Methane is a harmful super pollutant that warms the planet more than 80 times more than carbon dioxide over its first 20 years in the atmosphere. It’s responsible for about half a degree of warming so far, and its levels are rising fast – the atmospheric growth rate in 2021 was the fastest in years. Due to its short-lived nature, however, there are significant short-term benefits to cutting methane emissions now. In fact, reducing methane pollution is the fastest way to slow global warming and avoid near-term and irreversible impacts such as collapsing glaciers.
Methane pollution comes from human activities in three broad sectors: fossil fuels, agriculture, and waste. And we have solutions available in all three. Affordable, currently available technologies could stop nearly half of these emissions this decade, enough to avoid 0.3 °C of warming by the 2040s.
In the case of fossil fuels, we can substantially reduce methane emissions by regularly inspecting oil and gas infrastructure for leaks and super-emitters, eliminating wasteful venting and flaring of gas, and updating outdated equipment at oil and gas facilities that emits methane by design. In the case of agriculture, we can curb emissions with better livestock and manure management practices throughout global meat and dairy production. Waste emissions, such as those from landfills, can be cut by requiring landfills to strictly control releases of methane-rich landfill gas, and by diverting food waste (the source of much of the methane) away from landfills.
Governments are beginning to put these solutions into place – both at the U.S. state and federal level, and around the world.
Just last month, air regulators in Colorado adopted a sweeping set of rules to slash methane pollution from oil and gas producers, which emit about 60% of the state’s methane emissions. It is a key part of the state’s greenhouse gas reduction roadmap, which calls for cutting the sector’s emissions by 30% by 2025 and 60% by 2030. To meet that 2030 goal, the industry must reduce its methane emissions by 140,000 tons a year. CATF has worked closely with local groups for many years to get these rules in place, and CATF experts were key witnesses in last month’s hearings.
U.S. national methane limits are also in the pipeline. In November, the U.S. Environmental Protection Agency announced its most protective standards yet to reduce methane emissions from the oil and gas sector, including from older legacy sites nationwide. The U.S. Department of Agriculture also unveiled a raft of abatement programs for farmers and meat producers, including loans and grants for manure digesters and other manure management improvements.

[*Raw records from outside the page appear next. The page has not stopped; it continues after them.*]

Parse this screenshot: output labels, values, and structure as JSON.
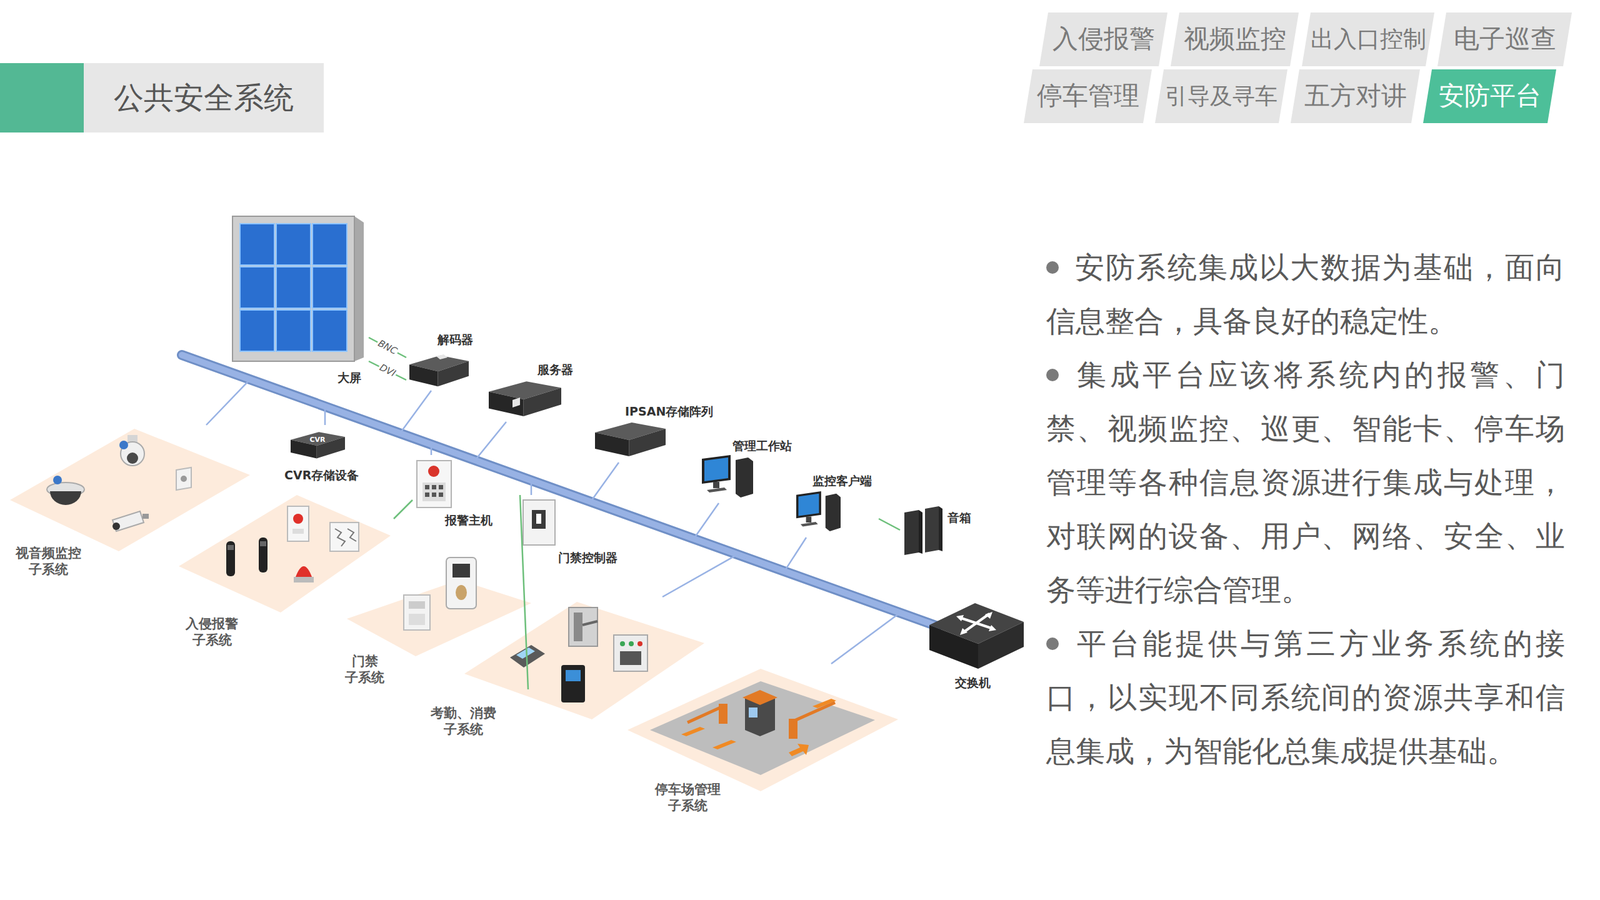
{
  "diagram": {
    "title": "公共安全系统",
    "nodes": [
      {
        "text": [
          "入侵报警"
        ]
      },
      {
        "text": [
          "视频监控"
        ]
      },
      {
        "text": [
          "出入口控制"
        ]
      },
      {
        "text": [
          "电子巡查"
        ]
      },
      {
        "text": [
          "停车管理"
        ]
      },
      {
        "text": [
          "引导及寻车"
        ]
      },
      {
        "text": [
          "五方对讲"
        ]
      },
      {
        "text": [
          "安防平台"
        ]
      },
      {
        "text": [
          "大屏"
        ]
      },
      {
        "text": [
          "解码器"
        ]
      },
      {
        "text": [
          "服务器"
        ]
      },
      {
        "text": [
          "IPSAN存储阵列"
        ]
      },
      {
        "text": [
          "CVR存储设备"
        ]
      },
      {
        "text": [
          "报警主机"
        ]
      },
      {
        "text": [
          "管理工作站"
        ]
      },
      {
        "text": [
          "门禁控制器"
        ]
      },
      {
        "text": [
          "监控客户端"
        ]
      },
      {
        "text": [
          "音箱"
        ]
      },
      {
        "text": [
          "视音频监控 子系统"
        ]
      },
      {
        "text": [
          "入侵报警 子系统"
        ]
      },
      {
        "text": [
          "门禁 子系统"
        ]
      },
      {
        "text": [
          "考勤、消费 子系统"
        ]
      },
      {
        "text": [
          "交换机"
        ]
      },
      {
        "text": [
          "停车场管理 子系统"
        ]
      }
    ],
    "edges": [
      {
        "from": 8,
        "to": 9,
        "label": "BNC",
        "arrow": "none"
      },
      {
        "from": 8,
        "to": 9,
        "label": "DVI",
        "arrow": "none"
      },
      {
        "from": 9,
        "to": 22,
        "arrow": "none"
      },
      {
        "from": 10,
        "to": 22,
        "arrow": "none"
      },
      {
        "from": 11,
        "to": 22,
        "arrow": "none"
      },
      {
        "from": 12,
        "to": 22,
        "arrow": "none"
      },
      {
        "from": 13,
        "to": 22,
        "arrow": "none"
      },
      {
        "from": 14,
        "to": 22,
        "arrow": "none"
      },
      {
        "from": 15,
        "to": 22,
        "arrow": "none"
      },
      {
        "from": 16,
        "to": 22,
        "arrow": "none"
      },
      {
        "from": 16,
        "to": 17,
        "arrow": "none"
      },
      {
        "from": 18,
        "to": 22,
        "arrow": "none"
      },
      {
        "from": 19,
        "to": 13,
        "arrow": "none"
      },
      {
        "from": 20,
        "to": 15,
        "arrow": "none"
      },
      {
        "from": 21,
        "to": 22,
        "arrow": "none"
      },
      {
        "from": 23,
        "to": 22,
        "arrow": "none"
      }
    ],
    "labels": [
      "安防系统集成以大数据为基础，面向信息整合，具备良好的稳定性。",
      "集成平台应该将系统内的报警、门禁、视频监控、巡更、智能卡、停车场管理等各种信息资源进行集成与处理，对联网的设备、用户、网络、安全、业务等进行综合管理。",
      "平台能提供与第三方业务系统的接口，以实现不同系统间的资源共享和信息集成，为智能化总集成提供基础。",
      "CVR"
    ]
  }
}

The programs are part of President Biden’s broader national strategy to reduce methane emissions by at least 30% by 2030. The U.S. is one of more than 100 countries that made such a commitment under the Global Methane Pledge, announced at COP26 in Glasgow. The EU, Canada, Germany, Brazil, Mexico, Saudi Arabia, and Nigeria have also signed on.
Clean Air Task Force is working to build on this momentum in several ways. We are working with more than a dozen countries participating in the Global Methane Pledge to turn ambition into action, helping them design regulations and other programs to change practices on the ground and reduce methane pollution. We’re also working to help scale up technical and policy support, as well as mitigation financing, in developing countries.

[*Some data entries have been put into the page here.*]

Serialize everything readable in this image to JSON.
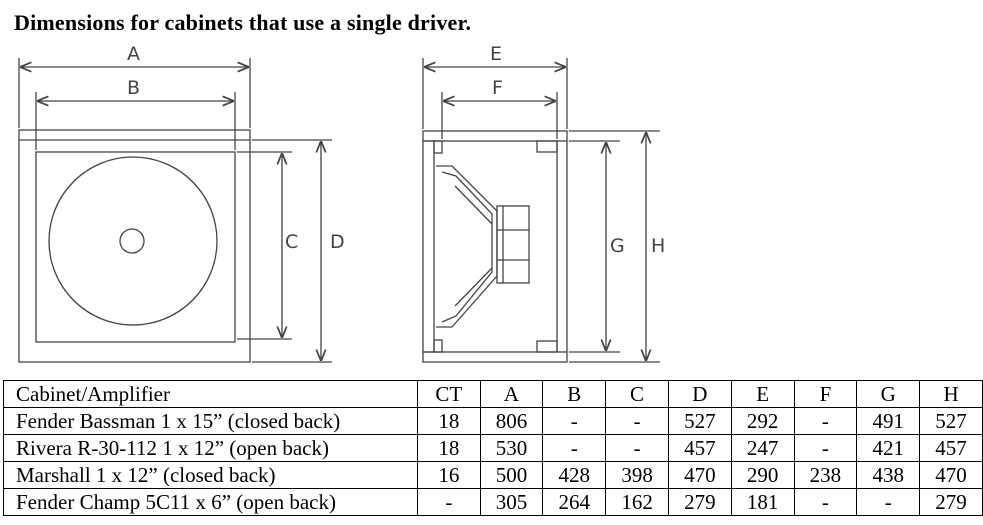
{
  "title": "Dimensions for cabinets that use a single driver.",
  "diagram": {
    "front_labels": {
      "A": "A",
      "B": "B",
      "C": "C",
      "D": "D"
    },
    "side_labels": {
      "E": "E",
      "F": "F",
      "G": "G",
      "H": "H"
    }
  },
  "table": {
    "headers": [
      "Cabinet/Amplifier",
      "CT",
      "A",
      "B",
      "C",
      "D",
      "E",
      "F",
      "G",
      "H"
    ],
    "rows": [
      [
        "Fender Bassman 1 x 15”  (closed back)",
        "18",
        "806",
        "-",
        "-",
        "527",
        "292",
        "-",
        "491",
        "527"
      ],
      [
        "Rivera R-30-112 1 x 12” (open back)",
        "18",
        "530",
        "-",
        "-",
        "457",
        "247",
        "-",
        "421",
        "457"
      ],
      [
        "Marshall 1 x 12” (closed back)",
        "16",
        "500",
        "428",
        "398",
        "470",
        "290",
        "238",
        "438",
        "470"
      ],
      [
        "Fender Champ 5C11 x 6”  (open back)",
        "-",
        "305",
        "264",
        "162",
        "279",
        "181",
        "-",
        "-",
        "279"
      ]
    ]
  }
}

It is especially inspiring to see Nigeria, Africa’s most populous country and one of the world’s largest oil and gas producers, join this important global effort. CATF and Carbon Limits Nigeria have been working together with Nigeria’s government in recent years to pinpoint the country’s largest methane sources and develop strategies to reduce them.
Nigeria has already reduced natural gas flaring by roughly 70% since 2000 and last month it pledged — as part of its updated Nationally Determined Contribution (NDC) at COP26 — to slash overall methane emissions by 60% by 2031.
These efforts are critical first steps, but we need broader, more ambitious actions to achieve the necessary pace and scale of methane reductions.
Failing to do so will make calamitous climate tipping points such as the Thwaites glacier’s collapse increasingly likely.